Comment se lancer dans l’actual play ?
Pour qui veut tester, l’investissement initial est minime : un micro USB correct (Blue Yeti, Rode NT-USB, environ 100 €), un casque pour éviter le larsen, un logiciel de capture (OBS Studio est gratuit) et une plateforme de diffusion (Twitch, YouTube Live, podcast hébergé sur Spotify ou Acast). Côté image, on peut très bien commencer en audio pur, comme l’a fait The Adventure Zone, qui a démarré sur un téléphone et a fini par devenir un best-seller du New York Times.
Côté contenu, la règle d’or est de jouer comme si personne ne regardait. Les actual plays les plus suivis sont ceux qui sentent le vrai, pas le surjoué. On enregistre une vraie partie, on coupe au montage les longueurs et les hésitations, et on publie. Le succès vient avec la régularité (au moins un épisode par semaine) et la patience (compter un à deux ans avant de toucher 1 000 abonnés). Le bon moment pour s’y mettre, c’est maintenant : la demande grossit, et l’écosystème francophone manque encore de voix.
Questions fréquentes sur l’actual play
Quelle différence entre actual play et streaming JDR ?

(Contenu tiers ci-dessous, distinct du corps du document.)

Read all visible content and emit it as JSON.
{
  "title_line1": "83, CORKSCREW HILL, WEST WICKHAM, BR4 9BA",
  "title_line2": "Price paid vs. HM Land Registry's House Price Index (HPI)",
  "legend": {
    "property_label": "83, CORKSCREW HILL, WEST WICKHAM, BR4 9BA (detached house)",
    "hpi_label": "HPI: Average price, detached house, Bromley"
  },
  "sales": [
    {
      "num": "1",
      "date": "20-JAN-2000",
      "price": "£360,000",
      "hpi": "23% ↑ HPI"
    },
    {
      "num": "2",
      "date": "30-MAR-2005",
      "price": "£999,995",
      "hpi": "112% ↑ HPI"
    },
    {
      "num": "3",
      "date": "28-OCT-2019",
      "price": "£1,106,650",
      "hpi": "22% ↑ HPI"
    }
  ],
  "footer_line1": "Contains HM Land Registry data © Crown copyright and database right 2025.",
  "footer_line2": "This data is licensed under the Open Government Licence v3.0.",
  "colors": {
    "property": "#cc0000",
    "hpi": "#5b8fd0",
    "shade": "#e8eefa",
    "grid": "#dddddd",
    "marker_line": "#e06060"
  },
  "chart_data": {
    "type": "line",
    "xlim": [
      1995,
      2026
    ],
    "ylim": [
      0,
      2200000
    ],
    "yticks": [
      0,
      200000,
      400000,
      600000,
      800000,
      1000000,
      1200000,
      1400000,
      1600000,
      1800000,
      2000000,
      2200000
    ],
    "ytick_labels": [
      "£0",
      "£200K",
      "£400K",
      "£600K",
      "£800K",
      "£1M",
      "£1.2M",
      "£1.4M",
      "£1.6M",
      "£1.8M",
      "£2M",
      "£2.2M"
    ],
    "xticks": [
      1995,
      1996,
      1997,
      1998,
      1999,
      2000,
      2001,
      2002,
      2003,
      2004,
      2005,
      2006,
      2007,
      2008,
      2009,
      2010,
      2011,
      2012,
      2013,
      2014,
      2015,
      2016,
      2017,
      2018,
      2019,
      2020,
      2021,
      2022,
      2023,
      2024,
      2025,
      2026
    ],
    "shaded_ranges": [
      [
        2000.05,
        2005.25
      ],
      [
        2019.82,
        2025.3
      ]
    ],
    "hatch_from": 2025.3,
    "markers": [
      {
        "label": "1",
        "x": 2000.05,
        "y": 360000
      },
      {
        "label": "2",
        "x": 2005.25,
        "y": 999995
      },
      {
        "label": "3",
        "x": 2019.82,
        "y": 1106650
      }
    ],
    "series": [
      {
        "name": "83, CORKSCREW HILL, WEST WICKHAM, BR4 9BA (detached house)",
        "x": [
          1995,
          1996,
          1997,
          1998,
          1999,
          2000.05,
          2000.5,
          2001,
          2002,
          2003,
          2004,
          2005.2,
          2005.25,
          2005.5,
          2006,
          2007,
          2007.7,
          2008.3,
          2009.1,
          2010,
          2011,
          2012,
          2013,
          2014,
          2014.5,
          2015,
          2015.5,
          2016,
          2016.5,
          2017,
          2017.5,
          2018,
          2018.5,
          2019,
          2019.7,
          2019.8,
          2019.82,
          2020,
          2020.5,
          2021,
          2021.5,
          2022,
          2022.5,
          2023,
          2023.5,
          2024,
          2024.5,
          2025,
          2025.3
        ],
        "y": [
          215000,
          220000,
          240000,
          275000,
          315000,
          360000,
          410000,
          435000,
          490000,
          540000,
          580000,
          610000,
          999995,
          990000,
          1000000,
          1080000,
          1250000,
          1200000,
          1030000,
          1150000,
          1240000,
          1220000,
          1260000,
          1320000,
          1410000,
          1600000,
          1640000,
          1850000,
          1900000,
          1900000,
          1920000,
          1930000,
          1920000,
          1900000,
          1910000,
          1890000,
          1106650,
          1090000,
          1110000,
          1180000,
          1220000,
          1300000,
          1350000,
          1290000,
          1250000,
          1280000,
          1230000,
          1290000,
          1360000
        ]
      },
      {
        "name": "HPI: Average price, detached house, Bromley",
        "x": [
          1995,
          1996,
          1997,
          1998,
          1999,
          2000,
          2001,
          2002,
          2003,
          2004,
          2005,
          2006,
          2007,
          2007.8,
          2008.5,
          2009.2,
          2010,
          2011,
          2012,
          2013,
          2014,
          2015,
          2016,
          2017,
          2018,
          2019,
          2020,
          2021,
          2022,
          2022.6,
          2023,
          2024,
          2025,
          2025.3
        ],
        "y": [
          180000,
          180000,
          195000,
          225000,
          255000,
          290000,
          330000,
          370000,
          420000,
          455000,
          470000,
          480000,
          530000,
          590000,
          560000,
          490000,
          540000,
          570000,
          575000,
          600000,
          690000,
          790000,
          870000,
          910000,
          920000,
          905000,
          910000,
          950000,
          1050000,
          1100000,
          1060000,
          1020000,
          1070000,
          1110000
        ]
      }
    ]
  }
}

L’actual play est un type de streaming JDR pensé pour raconter une histoire suivie, généralement en série. Un stream JDR peut être un one-shot improvisé, un tutoriel de règles ou une discussion. Tous les actual plays sont des streams (ou des podcasts) JDR, mais tous les streams JDR ne sont pas des actual plays. La narration suivie est le marqueur principal.
Combien de temps dure un épisode ?
Très variable. Critical Role tourne autour de 3 à 4 heures par épisode. The Adventure Zone alterne entre 1 h et 2 h. Dimension 20 propose des épisodes de 1 h à 2 h très denses. Les podcasts français font souvent 1 h à 1 h 30. Le format dépend du rythme narratif souhaité et du public visé.
Quels sont les meilleurs actual plays pour débuter ?
Pour Donjons et Dragons : Critical Role (campagne 3 si on démarre maintenant) ou Dimension 20: Fantasy High. Pour découvrir d’autres systèmes : The Adventure Zone: Balance (PbtA), Friends at the Table (mécaniques narratives). En français : Game of Roles de Fibre Tigre et Chronique JDR de Geek Powa pour les actualités hebdomadaires.
L’actual play donne-t-il une idée fidèle du JDR ?
Partiellement. Les productions professionnelles montrent une version polie, dramatisée et orchestrée du loisir. Une table d’amis ordinaire ressemble rarement à Critical Role : moins de costumes, plus de digressions, plus de blagues nulles. Les actual plays amateurs (Twitch indé) reflètent mieux la réalité, mais sont moins populaires précisément parce qu’ils sont moins divertissants pour le grand public.
Faut-il être bon comédien pour faire de l’actual play ?
Non, mais ça aide. La majorité des grands actual plays sont menés par des comédiens ou des humoristes (Matt Mercer et le casting de Critical Role sont tous comédiens de doublage). Pour les amateurs, l’important est la sincérité et la régularité plus que le talent dramatique. Beaucoup de petits actual plays cartonnent avec des joueurs lambda, juste parce qu’ils sont attachants et investis.
Peut-on vivre de son actual play ?
Très peu d’équipes y parviennent, et celles qui réussissent y consacrent plusieurs années de travail intensif. Critical Role emploie une équipe complète. Pour la majorité, l’actual play reste un loisir avec un petit revenu d’appoint via Patreon ou YouTube. Mieux vaut commencer par passion et voir si la monétisation suit, plutôt que l’inverse.